Many potato diseases are carried in the tubers. Most fungus disease spores are too tiny to be seen and in small amounts will not usually make a potato inedible. But when the tubers are used as seed potatoes, the fungus will begin to spread as the potato plant begins to grow. One infected potato can infect all the other plants in a field. Viruses are an even more serious problem. The answers to controlling both problems are two-fold. First is continuing the use of "certified" or approved high-quality seed potatoes, and planting in properly-disinfected, disease-free fields; the second lies in continued research into pest management.

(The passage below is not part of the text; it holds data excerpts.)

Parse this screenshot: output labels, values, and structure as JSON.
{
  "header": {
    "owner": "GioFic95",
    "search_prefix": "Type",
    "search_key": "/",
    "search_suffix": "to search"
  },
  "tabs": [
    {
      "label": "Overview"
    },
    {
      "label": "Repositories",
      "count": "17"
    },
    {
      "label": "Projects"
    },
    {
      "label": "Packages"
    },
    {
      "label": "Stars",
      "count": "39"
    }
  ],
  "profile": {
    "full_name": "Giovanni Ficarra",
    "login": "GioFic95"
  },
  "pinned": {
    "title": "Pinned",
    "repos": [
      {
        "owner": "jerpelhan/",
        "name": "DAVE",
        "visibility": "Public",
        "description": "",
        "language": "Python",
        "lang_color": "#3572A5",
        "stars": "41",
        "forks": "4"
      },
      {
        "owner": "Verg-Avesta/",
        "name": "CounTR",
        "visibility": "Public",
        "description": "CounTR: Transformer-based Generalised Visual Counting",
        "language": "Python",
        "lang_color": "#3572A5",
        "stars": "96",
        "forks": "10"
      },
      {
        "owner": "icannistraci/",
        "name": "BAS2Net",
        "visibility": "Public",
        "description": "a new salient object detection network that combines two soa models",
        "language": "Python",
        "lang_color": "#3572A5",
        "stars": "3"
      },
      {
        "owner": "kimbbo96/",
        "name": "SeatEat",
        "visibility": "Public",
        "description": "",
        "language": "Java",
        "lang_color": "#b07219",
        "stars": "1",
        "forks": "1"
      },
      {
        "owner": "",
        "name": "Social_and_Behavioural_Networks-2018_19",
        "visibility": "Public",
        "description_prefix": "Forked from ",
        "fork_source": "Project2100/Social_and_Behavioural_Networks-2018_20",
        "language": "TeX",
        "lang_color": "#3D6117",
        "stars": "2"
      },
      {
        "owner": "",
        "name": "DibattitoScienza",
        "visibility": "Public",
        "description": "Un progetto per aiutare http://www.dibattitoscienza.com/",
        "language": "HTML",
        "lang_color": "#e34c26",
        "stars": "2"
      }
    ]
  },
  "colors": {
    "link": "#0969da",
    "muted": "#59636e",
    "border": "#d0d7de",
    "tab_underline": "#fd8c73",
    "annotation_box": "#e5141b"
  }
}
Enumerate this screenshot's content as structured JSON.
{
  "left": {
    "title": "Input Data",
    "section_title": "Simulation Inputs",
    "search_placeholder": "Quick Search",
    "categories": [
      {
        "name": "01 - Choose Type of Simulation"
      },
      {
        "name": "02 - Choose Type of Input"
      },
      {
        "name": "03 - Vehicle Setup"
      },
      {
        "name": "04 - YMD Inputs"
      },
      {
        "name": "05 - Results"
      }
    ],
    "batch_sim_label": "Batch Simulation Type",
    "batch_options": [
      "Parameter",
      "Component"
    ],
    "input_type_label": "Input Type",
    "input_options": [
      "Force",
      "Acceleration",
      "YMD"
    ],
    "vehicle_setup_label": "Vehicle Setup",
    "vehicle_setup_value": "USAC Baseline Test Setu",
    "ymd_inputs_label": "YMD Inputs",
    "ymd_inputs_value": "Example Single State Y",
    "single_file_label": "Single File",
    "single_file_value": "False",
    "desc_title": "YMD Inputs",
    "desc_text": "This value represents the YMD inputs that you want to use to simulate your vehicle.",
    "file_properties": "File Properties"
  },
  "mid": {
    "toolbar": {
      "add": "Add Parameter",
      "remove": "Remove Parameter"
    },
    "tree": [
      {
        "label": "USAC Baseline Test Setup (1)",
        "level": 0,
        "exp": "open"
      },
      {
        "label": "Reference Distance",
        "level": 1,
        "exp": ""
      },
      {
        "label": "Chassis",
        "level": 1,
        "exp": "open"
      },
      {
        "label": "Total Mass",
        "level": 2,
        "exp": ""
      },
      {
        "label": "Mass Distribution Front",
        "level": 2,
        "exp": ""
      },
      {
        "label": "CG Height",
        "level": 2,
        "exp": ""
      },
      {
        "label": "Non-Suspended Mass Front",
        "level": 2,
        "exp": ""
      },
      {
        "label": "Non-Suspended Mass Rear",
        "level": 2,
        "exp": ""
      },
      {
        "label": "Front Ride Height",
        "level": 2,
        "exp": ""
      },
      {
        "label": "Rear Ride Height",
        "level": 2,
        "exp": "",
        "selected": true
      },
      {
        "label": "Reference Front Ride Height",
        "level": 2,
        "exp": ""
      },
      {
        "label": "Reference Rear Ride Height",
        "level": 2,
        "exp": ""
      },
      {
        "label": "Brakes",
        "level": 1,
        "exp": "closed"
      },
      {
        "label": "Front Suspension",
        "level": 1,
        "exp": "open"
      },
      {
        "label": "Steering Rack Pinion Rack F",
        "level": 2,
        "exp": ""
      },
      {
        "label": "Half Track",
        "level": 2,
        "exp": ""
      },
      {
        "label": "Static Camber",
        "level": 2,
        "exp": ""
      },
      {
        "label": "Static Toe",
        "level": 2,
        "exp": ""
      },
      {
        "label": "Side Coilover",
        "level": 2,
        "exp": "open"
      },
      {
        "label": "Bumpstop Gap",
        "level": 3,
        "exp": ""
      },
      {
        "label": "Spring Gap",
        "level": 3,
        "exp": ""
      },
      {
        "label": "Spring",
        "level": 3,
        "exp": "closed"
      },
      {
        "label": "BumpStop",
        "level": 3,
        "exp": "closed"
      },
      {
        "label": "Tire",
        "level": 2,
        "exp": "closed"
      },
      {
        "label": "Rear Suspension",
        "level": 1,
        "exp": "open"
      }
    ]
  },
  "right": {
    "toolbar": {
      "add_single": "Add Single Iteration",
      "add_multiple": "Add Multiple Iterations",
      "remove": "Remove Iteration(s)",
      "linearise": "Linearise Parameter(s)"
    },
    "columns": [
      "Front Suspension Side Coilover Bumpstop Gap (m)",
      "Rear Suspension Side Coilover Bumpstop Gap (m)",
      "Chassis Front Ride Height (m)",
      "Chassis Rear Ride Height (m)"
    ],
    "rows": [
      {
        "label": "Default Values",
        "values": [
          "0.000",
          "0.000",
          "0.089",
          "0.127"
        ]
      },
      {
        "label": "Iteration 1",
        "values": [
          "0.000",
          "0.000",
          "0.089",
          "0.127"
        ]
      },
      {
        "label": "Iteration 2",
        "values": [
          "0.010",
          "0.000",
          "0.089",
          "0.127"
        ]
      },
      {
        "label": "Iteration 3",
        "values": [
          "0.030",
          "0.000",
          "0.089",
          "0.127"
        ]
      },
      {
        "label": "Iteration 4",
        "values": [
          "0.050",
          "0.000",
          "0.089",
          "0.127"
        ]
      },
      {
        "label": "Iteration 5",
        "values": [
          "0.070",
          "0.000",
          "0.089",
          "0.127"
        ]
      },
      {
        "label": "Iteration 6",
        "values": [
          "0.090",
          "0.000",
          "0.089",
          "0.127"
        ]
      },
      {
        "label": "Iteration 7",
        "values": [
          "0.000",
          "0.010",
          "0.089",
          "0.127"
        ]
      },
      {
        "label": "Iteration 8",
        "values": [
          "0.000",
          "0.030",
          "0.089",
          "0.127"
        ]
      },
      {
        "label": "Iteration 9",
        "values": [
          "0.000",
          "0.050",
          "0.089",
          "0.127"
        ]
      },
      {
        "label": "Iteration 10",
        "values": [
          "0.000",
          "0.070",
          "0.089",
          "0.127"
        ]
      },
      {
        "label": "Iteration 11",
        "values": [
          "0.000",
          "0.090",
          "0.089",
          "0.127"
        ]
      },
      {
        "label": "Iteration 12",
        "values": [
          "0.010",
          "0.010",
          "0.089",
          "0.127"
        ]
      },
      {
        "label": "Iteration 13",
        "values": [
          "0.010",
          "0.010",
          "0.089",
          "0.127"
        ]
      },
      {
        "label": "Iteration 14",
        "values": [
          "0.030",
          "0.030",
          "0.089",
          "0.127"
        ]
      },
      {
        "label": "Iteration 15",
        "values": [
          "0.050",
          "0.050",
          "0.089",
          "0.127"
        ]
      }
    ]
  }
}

In Idaho, the majority of seed potatoes used are grown in Montana and North Dakota. Seed potatoes are inspected by the Idaho Crop Improvement Association (ICIA) before they are certified and sold. The inspector looks for the presence of zero-tolerance diseases such as Bacterial Ring Rot, Corky Ring Spot, and Root-knot Nematode. If any of these diseases are found, the seed potatoes will not be certified. Fusarium Dry Rot, Rhizoctonia Canker, Late Blight infection and Soft Rot must be below established tolerances. Levels of other defects, such as Hollow Heart and Growth cracks, are also established.

In Washington, the State Potato Commission funds seed lot trials which are conducted by scientists at Washington State University. Both seed potato and commercial potato growers provide seed samples which are then planted in the state's commercial growing area. The results of the seed trials are made available to the public. Commercial growers can then select the highest quality seed.